Adi Dubash earns $250,000 Grant from National Institutes of Health

When Adi Dubash, an associate professor of biology, started his lab in 2015, researchers had already shown that the complexes known as desmosomes were important for attaching cells to one another and giving tissues their structure. There was also evidence, though, from the work of others and Dubash’s work as a postdoctoral fellow at Northwestern University, that desmosomes were doing more than just sticking cells to each other like Velcro. It’s the desire to find out what else these structures are doing that’s at the core of the community of learning that’s grown in his lab and led to publications featuring undergraduate authors, presentations at scientific conferences, and now, an R15 grant from the National Institutes of Health.

“Desmosomes are complicated structures that classically were appreciated as the junction that provides tissues with mechanical integrity, but now more and more evidence is emerging that supports the roles” they play in how cells communicate with each other, explains Nicole Najor, an assistant professor of biology at University of Detroit Mercy who was a postdoc with Dubash at Northwestern University.

Sadie Hunter ’25 works in a molecular biology lab during summer research.

Cell communication, also called cell signaling, affects “how cells spread, move, interact with other cells,” she adds. “It is very exciting work, and even more exciting that he was recently funded by the R15, which will aim to uncover these questions all the while providing a unique research experience for the undergraduates at Furman University.”

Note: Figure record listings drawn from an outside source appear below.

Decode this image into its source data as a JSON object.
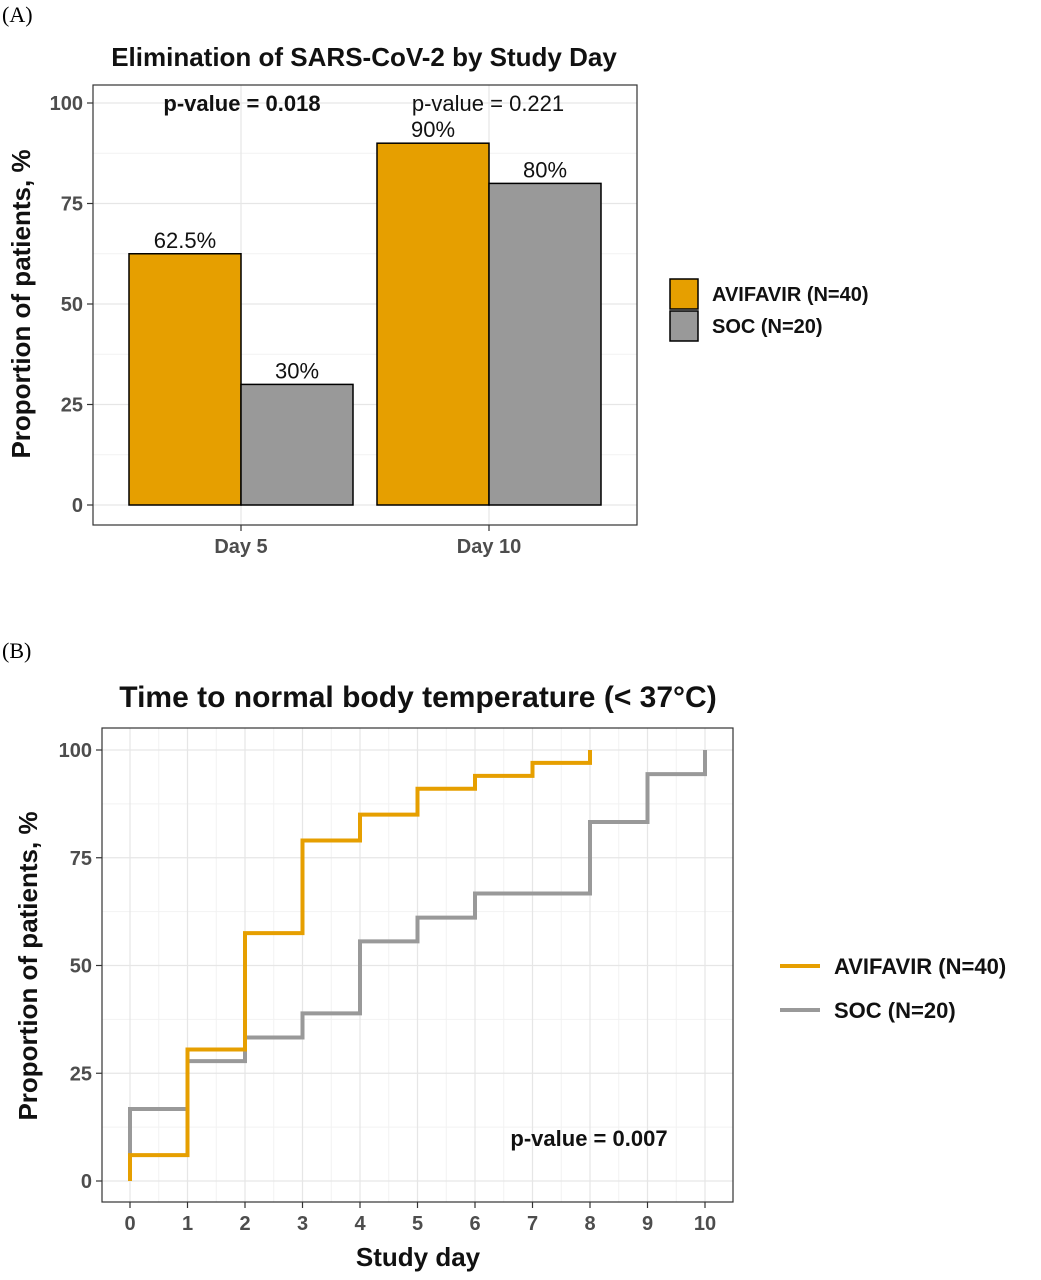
{
  "panel_a": {
    "label": "(A)",
    "p_value_day5": "p-value = 0.018",
    "p_value_day10": "p-value = 0.221"
  },
  "panel_b": {
    "label": "(B)",
    "p_value": "p-value = 0.007"
  },
  "colors": {
    "avifavir": "#E69F00",
    "soc": "#999999",
    "panel_border": "#333333",
    "grid_major": "#e6e6e6",
    "grid_minor": "#f2f2f2"
  },
  "chart_data": [
    {
      "type": "bar",
      "title": "Elimination of SARS-CoV-2 by Study Day",
      "xlabel": "",
      "ylabel": "Proportion of patients, %",
      "categories": [
        "Day 5",
        "Day 10"
      ],
      "series": [
        {
          "name": "AVIFAVIR (N=40)",
          "values": [
            62.5,
            90
          ],
          "labels": [
            "62.5%",
            "90%"
          ]
        },
        {
          "name": "SOC (N=20)",
          "values": [
            30,
            80
          ],
          "labels": [
            "30%",
            "80%"
          ]
        }
      ],
      "ylim": [
        0,
        100
      ],
      "yticks": [
        "0",
        "25",
        "50",
        "75",
        "100"
      ],
      "grid": true,
      "legend_position": "right"
    },
    {
      "type": "line",
      "step": true,
      "title": "Time to normal body temperature (< 37°C)",
      "xlabel": "Study day",
      "ylabel": "Proportion of patients, %",
      "xlim": [
        0,
        10
      ],
      "ylim": [
        0,
        100
      ],
      "xticks": [
        "0",
        "1",
        "2",
        "3",
        "4",
        "5",
        "6",
        "7",
        "8",
        "9",
        "10"
      ],
      "yticks": [
        "0",
        "25",
        "50",
        "75",
        "100"
      ],
      "series": [
        {
          "name": "AVIFAVIR (N=40)",
          "x": [
            0,
            1,
            2,
            3,
            4,
            5,
            6,
            7,
            8
          ],
          "y": [
            6,
            30.5,
            57.5,
            79,
            85,
            91,
            94,
            97,
            100
          ]
        },
        {
          "name": "SOC (N=20)",
          "x": [
            0,
            1,
            2,
            3,
            4,
            5,
            6,
            8,
            9,
            10
          ],
          "y": [
            16.7,
            27.8,
            33.3,
            38.9,
            55.6,
            61.1,
            66.7,
            83.3,
            94.4,
            100
          ]
        }
      ],
      "grid": true,
      "legend_position": "right"
    }
  ]
}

To tease out the function of desmosomes in cell signaling and migration, Dubash has concentrated on a few of the individual protein components. In a study published in 2018, Dubash and four of his undergraduate researchers showed that the protein Desmoplakin, a part of the desmosome that is inside the cell, helps coordinate cellular migration.

“The broader context of that is, when you think of cells within a tumor, oftentimes what’s going to encourage cells to break off from that tumor and migrate to distant parts of the body [is] a loss of cell-to-cell attachment,” Dubash says. Understanding these attachments could therefore lead to better understanding of cancer metastasis.

Cell-to-cell attachment is dependent on the extracellular matrix—the scaffold of proteins and fibers that surround each cell—as well as on direct connections between cells. It’s known that desmosomes participate in both types of attachment, but how exactly they do that is still an open question. In 2021, Dubash’s team published a paper about Desmoglein-2, another protein component of the desmosome that spans from the inside to the outside of cells, crossing the cell membrane. They used microscopy and biochemistry to compare lines of cells that they grow in the lab: some with Desmoglein-2 intact and some without functioning Desmoglein-2.

The cells lacking Desmoglein-2 were much more likely to spread out than those with the functional protein. And the cells without Desmoglein-2 were super spreaders even when they were not attached to each other. The team showed that Desmoglein-2 interacts with an internal cell signaling pathway to influence cell spreading. The findings indicate that the part that Desmoglein-2 plays in cell spreading is independent of whether or not the cells are attached to other cells, adding support to the idea that desmosomes are much more than cellular Velcro.

In the proposal that earned Dubash the R15 grant, an award that supports small-scale research projects at educational institutions, he outlines the team’s future directions. Cell spreading, Dubash says, is really the first step in cellular migration. Once cells are fully spread out on the extracellular matrix, then they start to move by grabbing onto pieces of the extracellular matrix. Now that the researchers have shown that the cells without Desmoglein-2 spread more readily, they want to know whether extra spreading also leads to more migration and which signaling pathways are involved.

The project is already underway this summer in Dubash’s lab in the basement of the Townes Science Center. By August, his six undergraduate researchers are proficient cell biologists, microscopists and biochemists, ready to continue in the lab through the school year or to take their talents beyond Furman.

“I like to have each student have their own individual project, [and] they’re all working on a specific question related to the big umbrella topic,” Dubash says. “At first, the entirety of their focus is getting that technique down correctly. At the beginning, they’re not necessarily thinking very much about the big picture or the biology or the intellectual component of the project,” he says. “But as the summer progresses, I strive to make sure every student gets a clear framework of how to proceed through the scientific method.”